Tue Feb 17 23:28:52 CET 2009

The main argument against set.add() having a return value is that  
someone reading the code has to remember or guess the meaning
of the return value for s.add(x).  Possible interpretations:

  * Always None        # This is what we have now throughout the language
  * Always Self           # What is done in Ruby, Objective C, and Smalltalk
                                  #  to support method chaining.  We also do this in
                                  #  some of our own APIs like  Tkinter.
  * True if x existed 
  * True if x was added  # Opposite meaning from the previous interpretation
  * True if x was mutated # Opposite from if-existed and same as was-added

Each of the those interpretations are reasonable, so we should recognize
that "explicit is better than implicit" and " in the face of ambiguity, refuse the
temptation to guess".

The situation with set.discard() is similar but the last three cases are no longer
opposite (if-existed is the same as was-discarded and was-mutated).

I looked for examples in real-world code and found that the test/set pattern
is not as uniform as posited.  For example, collections.namedtuple() has a 
typical use case (special handling for duplicate values) that is not helped by 
the proposal:

    seen_names = set()
    for name in field_names:
        if name.startswith('_') and not rename:
            raise ValueError('Field names cannot start with an underscore: %r' % name)
        if name in seen_names:
            raise ValueError('Encountered duplicate field name: %r' % name)
        seen_names.add(name)

The performance argument is specious.  Greg's expected twofold speed-up
is based on speculation, not on objective timings of an actual test/set implementation.
To achieve a twofold speed-up, all of the following would have to be true:

   * Every s.add() is True.  Otherwise, there is no duplicate step to be saved.
   * The are zero hardware cache effects on the table search and the hash value
      computation.  But in real life, the cost of doing something twice can be
      twentyfold less the second time.  According to Intel, the cost of a memory
      access is a half-cycle but if there is a cache miss, it is as expensive as a 
      floating point divide.
   * The inner-loop does no other work.  This is unusual.  Typically, the if-seen
      path does some useful work.  Hence the test/set operation does not dominate.

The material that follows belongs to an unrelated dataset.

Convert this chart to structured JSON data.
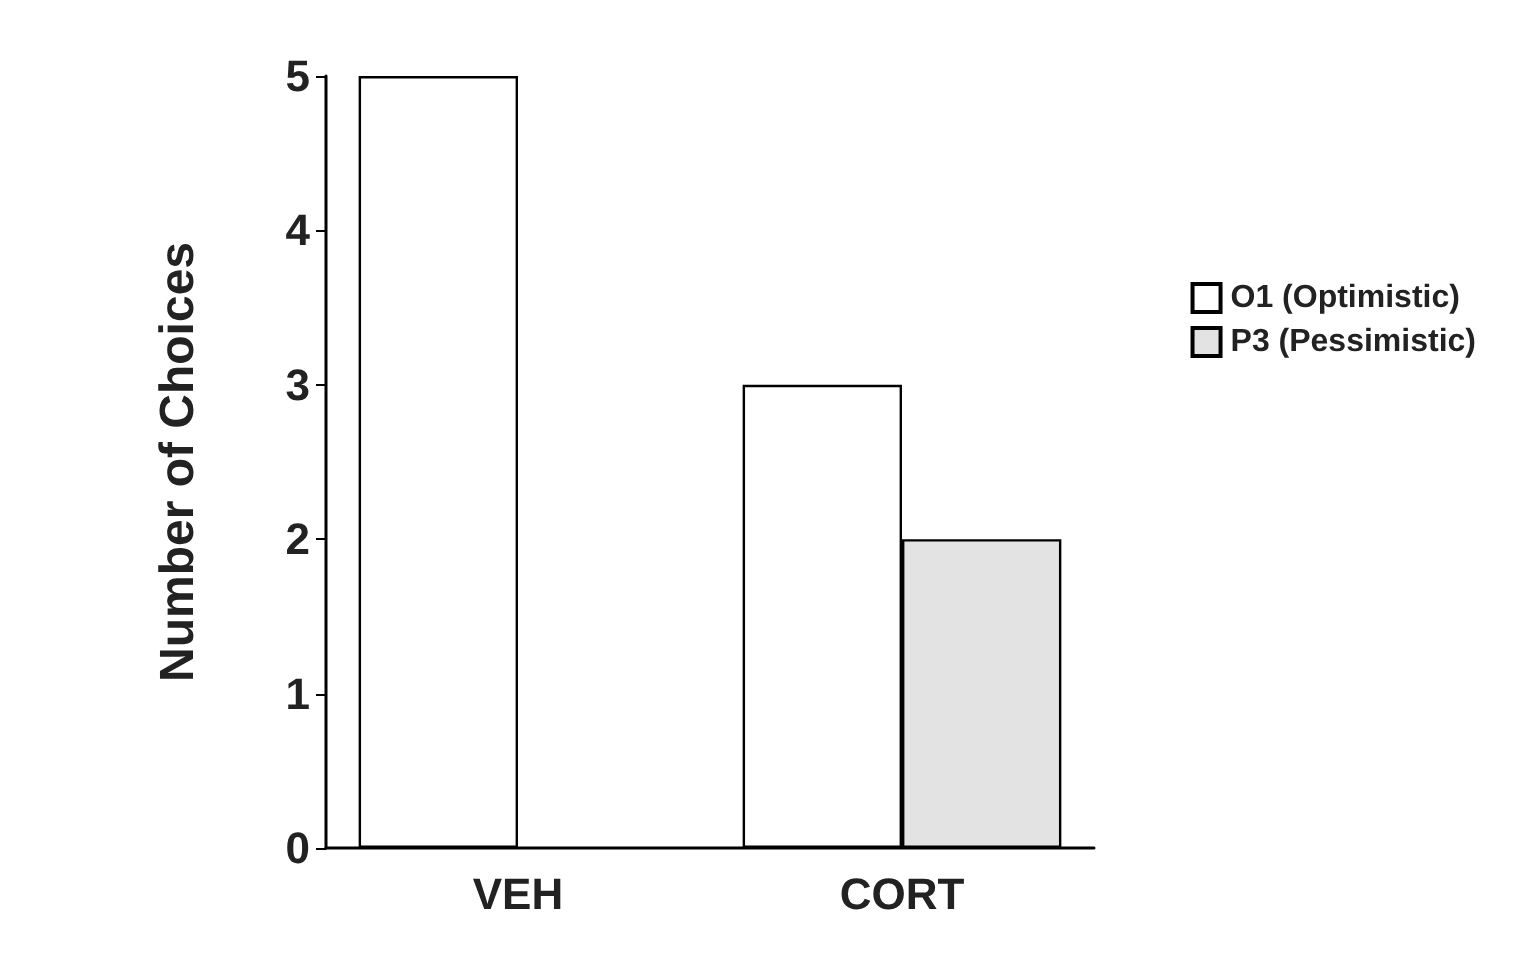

I spent a couple of man-months writing and optimizing the set module.  If the
test/set pairing had proven viable, I would have included a separate method
for it.  My research on hash tables (documented in Objects/dictnotes.txt)
showed that real-world performance benefits were elusive.  The hardware
cache has already done much of our work for us.  We should take that freebie.
Take it from mr-i-want-to-optimize-everything, this proposal won't payoff
in terms of meaning speedups in real code.

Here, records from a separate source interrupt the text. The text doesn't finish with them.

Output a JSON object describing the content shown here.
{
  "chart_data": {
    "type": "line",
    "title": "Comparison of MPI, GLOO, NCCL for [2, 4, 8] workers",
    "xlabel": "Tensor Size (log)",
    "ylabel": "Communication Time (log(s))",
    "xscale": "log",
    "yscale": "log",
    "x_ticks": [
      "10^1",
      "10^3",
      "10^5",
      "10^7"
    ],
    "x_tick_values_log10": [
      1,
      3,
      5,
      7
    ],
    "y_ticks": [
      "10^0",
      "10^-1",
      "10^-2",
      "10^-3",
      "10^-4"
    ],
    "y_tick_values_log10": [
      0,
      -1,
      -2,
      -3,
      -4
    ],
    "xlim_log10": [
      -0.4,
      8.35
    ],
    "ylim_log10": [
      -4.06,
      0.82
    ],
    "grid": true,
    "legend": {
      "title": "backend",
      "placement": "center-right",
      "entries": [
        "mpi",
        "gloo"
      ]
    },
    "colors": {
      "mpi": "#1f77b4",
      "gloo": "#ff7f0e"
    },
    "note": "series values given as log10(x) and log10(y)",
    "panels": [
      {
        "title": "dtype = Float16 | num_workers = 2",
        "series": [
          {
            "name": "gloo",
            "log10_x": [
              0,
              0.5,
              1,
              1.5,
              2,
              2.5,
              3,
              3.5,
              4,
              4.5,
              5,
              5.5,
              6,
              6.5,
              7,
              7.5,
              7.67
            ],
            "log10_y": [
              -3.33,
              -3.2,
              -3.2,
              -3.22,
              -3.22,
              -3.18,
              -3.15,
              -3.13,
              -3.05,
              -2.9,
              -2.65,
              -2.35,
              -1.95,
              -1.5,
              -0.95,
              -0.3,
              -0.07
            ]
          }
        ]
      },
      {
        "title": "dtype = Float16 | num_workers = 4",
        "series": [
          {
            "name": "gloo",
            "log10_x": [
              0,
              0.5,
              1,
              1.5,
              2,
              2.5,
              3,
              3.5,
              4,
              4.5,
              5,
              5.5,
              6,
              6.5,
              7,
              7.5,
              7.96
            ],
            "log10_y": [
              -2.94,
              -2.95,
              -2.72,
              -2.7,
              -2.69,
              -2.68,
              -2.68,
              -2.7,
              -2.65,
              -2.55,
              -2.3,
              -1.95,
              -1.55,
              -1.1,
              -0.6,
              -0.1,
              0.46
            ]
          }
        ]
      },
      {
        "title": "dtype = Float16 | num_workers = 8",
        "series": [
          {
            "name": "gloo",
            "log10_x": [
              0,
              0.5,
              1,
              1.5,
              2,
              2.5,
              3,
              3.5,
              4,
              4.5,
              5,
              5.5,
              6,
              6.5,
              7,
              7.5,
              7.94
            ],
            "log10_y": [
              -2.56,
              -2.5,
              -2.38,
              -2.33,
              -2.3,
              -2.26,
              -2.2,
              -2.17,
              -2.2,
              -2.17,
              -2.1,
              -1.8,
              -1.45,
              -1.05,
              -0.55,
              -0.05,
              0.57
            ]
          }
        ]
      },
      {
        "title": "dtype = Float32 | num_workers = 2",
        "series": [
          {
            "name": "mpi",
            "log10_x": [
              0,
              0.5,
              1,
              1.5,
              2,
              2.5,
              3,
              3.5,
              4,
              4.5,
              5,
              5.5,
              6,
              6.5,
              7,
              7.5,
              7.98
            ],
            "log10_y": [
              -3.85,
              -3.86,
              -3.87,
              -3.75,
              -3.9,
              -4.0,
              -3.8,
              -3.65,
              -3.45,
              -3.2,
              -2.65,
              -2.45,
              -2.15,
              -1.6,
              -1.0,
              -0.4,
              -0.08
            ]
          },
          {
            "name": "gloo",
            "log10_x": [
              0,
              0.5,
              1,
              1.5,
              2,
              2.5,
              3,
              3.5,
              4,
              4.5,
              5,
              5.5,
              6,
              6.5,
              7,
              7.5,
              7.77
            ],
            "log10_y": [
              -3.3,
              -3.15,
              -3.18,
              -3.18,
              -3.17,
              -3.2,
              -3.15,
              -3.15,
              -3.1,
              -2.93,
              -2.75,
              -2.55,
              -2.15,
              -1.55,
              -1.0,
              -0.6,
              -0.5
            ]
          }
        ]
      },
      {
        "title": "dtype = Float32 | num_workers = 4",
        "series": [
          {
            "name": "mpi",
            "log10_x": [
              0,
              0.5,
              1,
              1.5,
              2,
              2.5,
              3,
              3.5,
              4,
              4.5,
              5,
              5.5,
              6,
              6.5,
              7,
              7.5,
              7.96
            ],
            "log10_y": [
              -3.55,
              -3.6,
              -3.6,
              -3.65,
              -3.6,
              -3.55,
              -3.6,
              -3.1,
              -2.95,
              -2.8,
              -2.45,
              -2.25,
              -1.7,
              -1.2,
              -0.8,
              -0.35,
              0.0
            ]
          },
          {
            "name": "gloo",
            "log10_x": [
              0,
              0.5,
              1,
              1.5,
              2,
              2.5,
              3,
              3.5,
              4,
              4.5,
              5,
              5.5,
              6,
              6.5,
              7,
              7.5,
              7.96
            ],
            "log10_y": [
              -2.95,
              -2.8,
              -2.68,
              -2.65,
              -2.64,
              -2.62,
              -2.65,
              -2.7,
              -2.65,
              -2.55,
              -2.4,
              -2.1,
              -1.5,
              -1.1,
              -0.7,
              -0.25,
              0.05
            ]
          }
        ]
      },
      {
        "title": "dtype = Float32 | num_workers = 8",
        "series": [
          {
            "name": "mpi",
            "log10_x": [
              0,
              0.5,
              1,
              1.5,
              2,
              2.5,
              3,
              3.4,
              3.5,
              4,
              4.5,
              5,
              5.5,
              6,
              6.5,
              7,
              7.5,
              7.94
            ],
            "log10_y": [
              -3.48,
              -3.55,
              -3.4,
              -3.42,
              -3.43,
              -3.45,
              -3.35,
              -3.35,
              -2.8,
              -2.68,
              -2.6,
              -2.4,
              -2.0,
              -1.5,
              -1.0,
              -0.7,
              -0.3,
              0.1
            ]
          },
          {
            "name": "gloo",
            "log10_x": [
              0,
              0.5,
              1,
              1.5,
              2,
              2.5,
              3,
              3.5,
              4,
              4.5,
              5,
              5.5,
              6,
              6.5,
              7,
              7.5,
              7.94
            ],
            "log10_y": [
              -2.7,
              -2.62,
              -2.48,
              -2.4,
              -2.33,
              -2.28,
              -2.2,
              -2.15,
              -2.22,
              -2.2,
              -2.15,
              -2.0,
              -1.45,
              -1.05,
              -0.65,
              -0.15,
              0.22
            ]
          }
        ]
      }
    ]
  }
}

Currently, when I teach sets, I take pleasure in the near-zero learning curve
and absence of special cases.  Set code becomes a prime example of
"readability counts" and "simple is better than complex."  More importantly,
I think there is value in API simplicity for lists, sets, and dicts, our basic tools.
The ABCs for sets currently reflect that simplicity and it would be sad if that
started to get lost in order to save one line here or there.

Summary:
   -1 on having set.add() get a new return value
   -0 on having a new, explicitly named method for an atomic test/add

okay-i-will-shut-up-now-ly yours,

Raymond